(Bloomberg) -- President Donald Trump tweeted early Tuesday morning that a 75-year-old protester who was seriously injured by Buffalo police officers “could be an ANTIFA provocateur.”
The baseless claim set off the latest chapter in a rolling controversy over the president’s social media activity, highlighting how fringe ideas make their way from the far reaches of the internet to mainstream consciousness. In this case, a key step was One America News Network, a conservative TV station that increasingly has Trump’s ear.
Videos spread last week of two police officers pushing over a man named Martin Gugino without provocation; Gugino fell and began bleeding from his head. The officers were later arrested, and charged with assault. The case has become a stand-in for a wider pattern of police aggression against lawful demonstrators.
OAN ran a report offering an alternate narrative, alleging that Gugino “was appearing to use common Antifa tactics.” A correspondent for the network said in the segment that “a new report finds the latest tensions at the Buffalo police department could be a result of a false provocation by far left group Antifa.” The segment centers on an assertion that Gugino was using his phone to somehow sabotage police communications.
There is no evidence that Gugino has ties to organized anti-fascist protesters, or that such a group has had a meaningful presence in the anti-police brutality protests more broadly. “Martin is a peaceful protester,” said his lawyer, Kelly Zarcone. “No one from law enforcement has even suggested anything otherwise so we are at a loss to understand why the president of the United States would make such dark, dangerous, and untrue accusations against him.”
OAN’s report cites a right wing blog called “the Conservative Treehouse” whose author operates anonymously and has published a number of unverified theories. Its blog post on Gugino contends that he’s a “professional agitator and Antifa provocateur” without showing any connection to organized violent protesters.
Since launching 2013 out of San Diego, OAN has rapidly developed a wide national audience. In 2019, OAN was the fourth largest cable news provider by audience, behind Fox News, MSNBC and CNN, according to an analysis of ComScore Inc.’s data. A spokesman for ComScore said the analysis was valid, though added it was based on data from a single provider in 70 markets. ComScore’s syndicated rankings cover 210 television markets.
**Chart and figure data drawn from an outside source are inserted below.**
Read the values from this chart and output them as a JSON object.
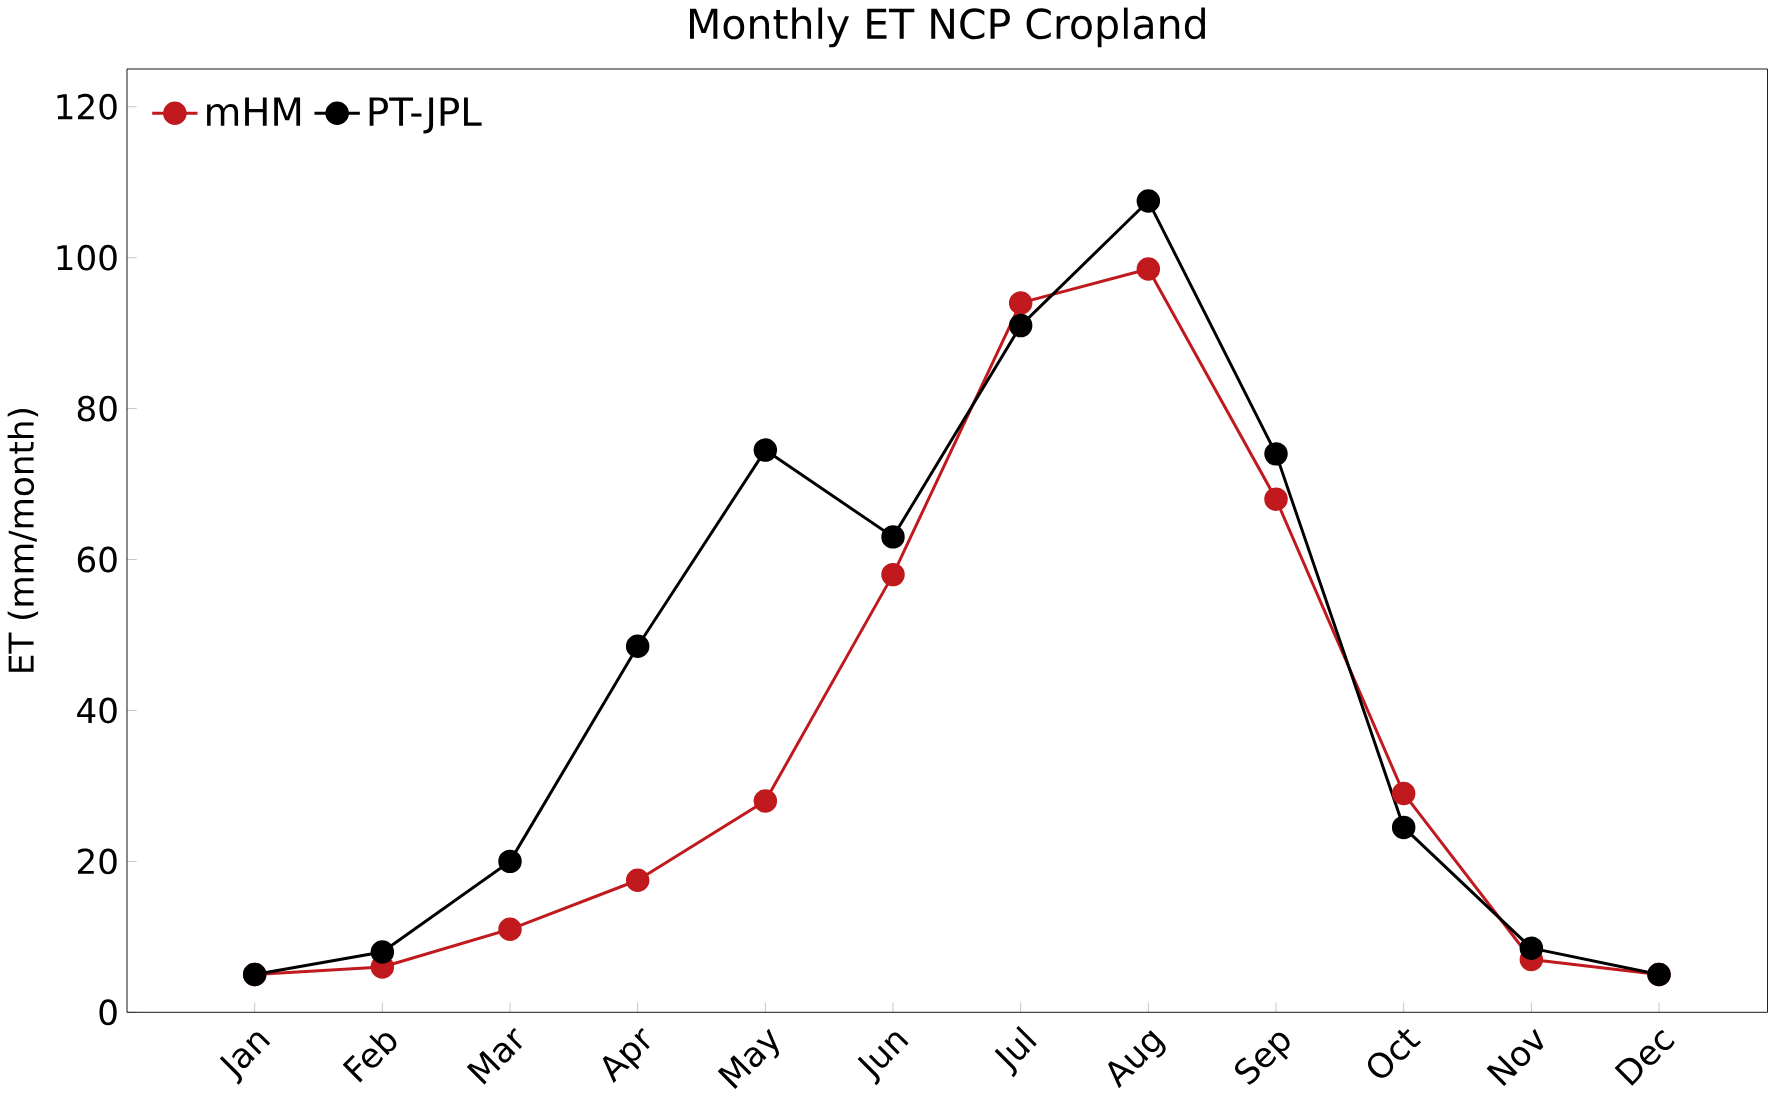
{
  "chart_data": {
    "type": "line",
    "title": "Monthly ET NCP Cropland",
    "ylabel": "ET (mm/month)",
    "categories": [
      "Jan",
      "Feb",
      "Mar",
      "Apr",
      "May",
      "Jun",
      "Jul",
      "Aug",
      "Sep",
      "Oct",
      "Nov",
      "Dec"
    ],
    "series": [
      {
        "name": "mHM",
        "color": "#c0191e",
        "values": [
          5,
          6,
          11,
          17.5,
          28,
          58,
          94,
          98.5,
          68,
          29,
          7,
          5
        ]
      },
      {
        "name": "PT-JPL",
        "color": "#000000",
        "values": [
          5,
          8,
          20,
          48.5,
          74.5,
          63,
          91,
          107.5,
          74,
          24.5,
          8.5,
          5
        ]
      }
    ],
    "ylim": [
      0,
      125
    ],
    "yticks": [
      0,
      20,
      40,
      60,
      80,
      100,
      120
    ],
    "legend": "top left",
    "marker": "circle",
    "line_style": "solid",
    "grid": false
  }
}
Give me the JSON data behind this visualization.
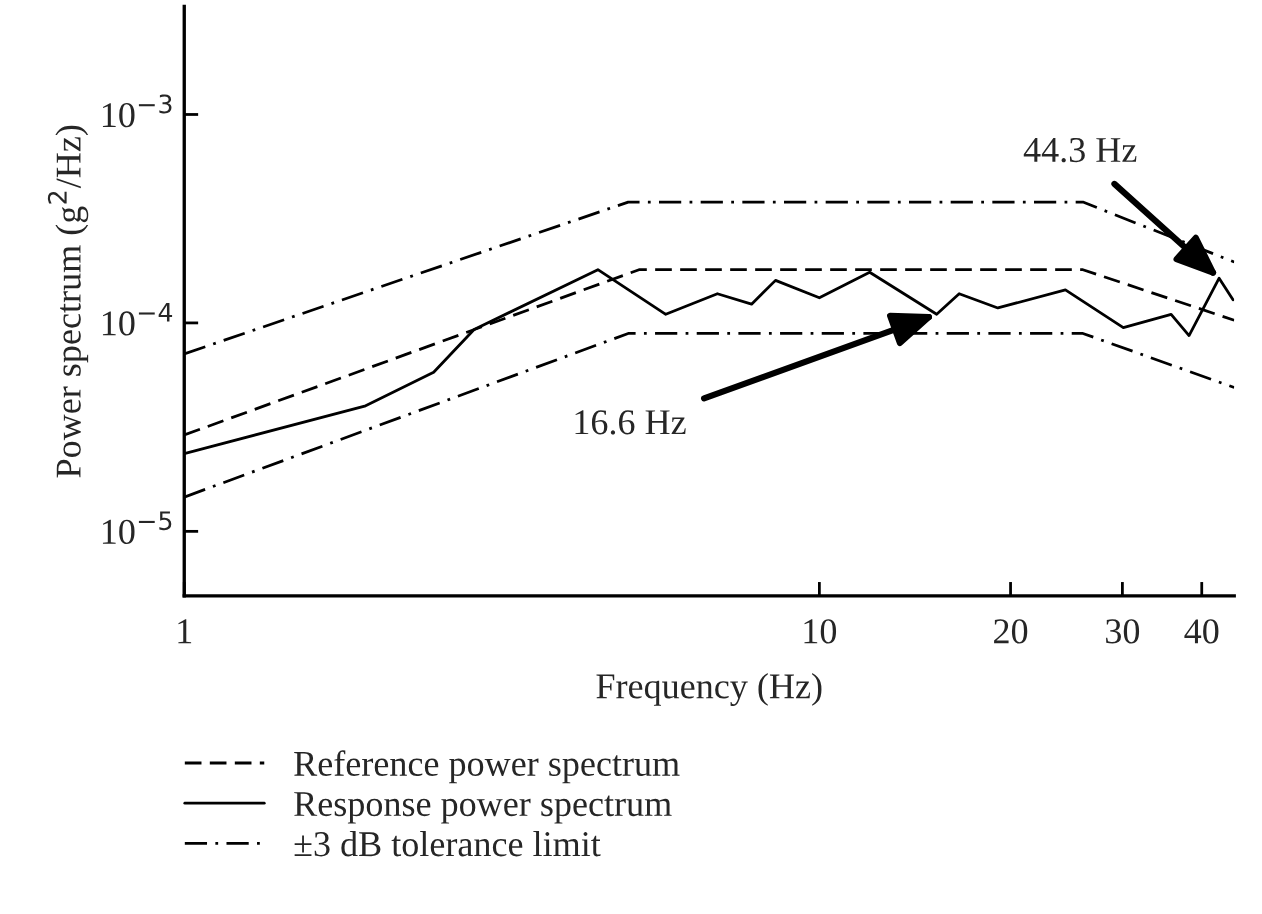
{
  "chart_data": {
    "type": "line",
    "xlabel": "Frequency (Hz)",
    "ylabel": "Power spectrum (g$^{2}$/Hz)",
    "log": "xy",
    "grid": false,
    "legend": "bottom",
    "xlim": [
      1,
      45
    ],
    "xticks": [
      1,
      10,
      20,
      30,
      40
    ],
    "ylim": [
      4.9e-06,
      0.0033
    ],
    "yticks": [
      {
        "value": 1e-05,
        "label": "10$^{−5}$"
      },
      {
        "value": 0.0001,
        "label": "10$^{−4}$"
      },
      {
        "value": 0.001,
        "label": "10$^{−3}$"
      }
    ],
    "series": [
      {
        "name": "Reference power spectrum",
        "color": "#000000",
        "line_style": "dashed",
        "x": [
          1,
          5.2,
          26,
          45
        ],
        "values": [
          2.9e-05,
          0.00018,
          0.00018,
          0.000103
        ]
      },
      {
        "name": "Response power spectrum",
        "color": "#000000",
        "line_style": "solid",
        "x": [
          1,
          1.93,
          2.47,
          2.86,
          4.48,
          5.73,
          6.91,
          7.82,
          8.53,
          10,
          12.0,
          15.3,
          16.6,
          19.1,
          24.4,
          30.1,
          35.8,
          38.2,
          42.6,
          44.8
        ],
        "values": [
          2.36e-05,
          4e-05,
          5.8e-05,
          9.3e-05,
          0.00018,
          0.00011,
          0.000138,
          0.000123,
          0.00016,
          0.000132,
          0.000175,
          0.00011,
          0.000138,
          0.000118,
          0.000144,
          9.5e-05,
          0.00011,
          8.7e-05,
          0.000164,
          0.000129
        ]
      },
      {
        "name": "±3 dB tolerance limit",
        "color": "#000000",
        "line_style": "dashdot",
        "x": [
          1,
          5,
          26,
          45
        ],
        "values": [
          7.1e-05,
          0.00038,
          0.00038,
          0.000196
        ]
      },
      {
        "color": "#000000",
        "line_style": "dashdot",
        "x": [
          1,
          5,
          26,
          45
        ],
        "values": [
          1.46e-05,
          8.9e-05,
          8.9e-05,
          4.9e-05
        ]
      }
    ],
    "annotations": [
      {
        "text": "16.6 Hz",
        "x": 15.3,
        "y": 0.00011
      },
      {
        "text": "44.3 Hz",
        "x": 42.6,
        "y": 0.000164
      }
    ]
  }
}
On the web, OAN is far smaller. It reached 35 million web visitors during 2019, according to comScore; Fox News’ main sites brought in over 38 billion visitors that year.
Trump has cited OAN’s coverage for years. In recent months he has heaped praise on the network, often contrasting this approval with his dissatisfaction with the more prominent Fox News. “Watching @FoxNews on weekend afternoons is a total waste of time. We now have some great alternatives, like @OANN,” the president tweeted in April. In May, he referred to OAN as “Great News, Not Fake News.”
OAN is prolific on Google’s video site YouTube, where its main channel has over 664,000 subscribers. YouTube has said that it surfaces what it calls “authoritative” news channels more often in search results and viewer recommendations. A spokeswoman said that YouTube does not consider OAN as an authoritative news channel.
The network’s coverage can take a style less like Fox News and more like InfoWars, the conspiracy theory website that YouTube banned in 2018. A recent clip described contact tracing related to Covid-19 as a “tool to force Biden ‘victory,’” attributing the alleged scheme to a “Democrat cabal.”
Two different YouTube clips on OAN’s channel promote a special series entitled “ANTIFA - AMERICAN UNDER SIEGE,” echoing an effort by the Trump administration to turn antifa -- a term that refers more to a form of leftist activism than a specific group with a leader or organizational infrastructure -- into a political foil.
On YouTube, the contact tracing clip has been viewed over 60,000 times. Unlike many other clips about the coronavirus, it does not contain a panel from YouTube with links to public health information.
Neither OAN, nor the underlying Treehouse blog, attempted to show that Gugino had connections to other antifa protesters, mentioning only “antifa tactics.” It provided as evidence a slowed-down version of the initial video that made Gugino’s movements appear strange.
Krista McClelland, a spokeswoman for Herring Networks Inc., which owns OAN, defended the segment. “From numerous sources, OAN’s investigative team is aware of Mr. Gugino’s anti-police sentiment and statements,” she wrote in an email. “As you may know, his social media accounts have been deleted, covering-up his anti-authority affirmations. Mr. Gugino refused to comply with the repeated requests of police officers.”
She did not respond to an additional question asking which additional sources OAN was citing. McClelland also said that OAN would be airing additional footage on the story later on Tuesday.
As of publication, OAN had not posted the footage on Gugino and the Buffalo protests on YouTube or other social networks such as Facebook Inc., where it has 682,000 fans, or Twitter Inc., where it has over 840,000 followers. McClelland said OAN features breaking news on broadcast first before moving them onto the internet.
But OAN’s report was already being widely discussed online. With the president’s tweet on Tuesday, the claim immediately spread far further than OAN could have managed on its own.
(Updates 7th paragraph with additional information on OAN’s viewership.)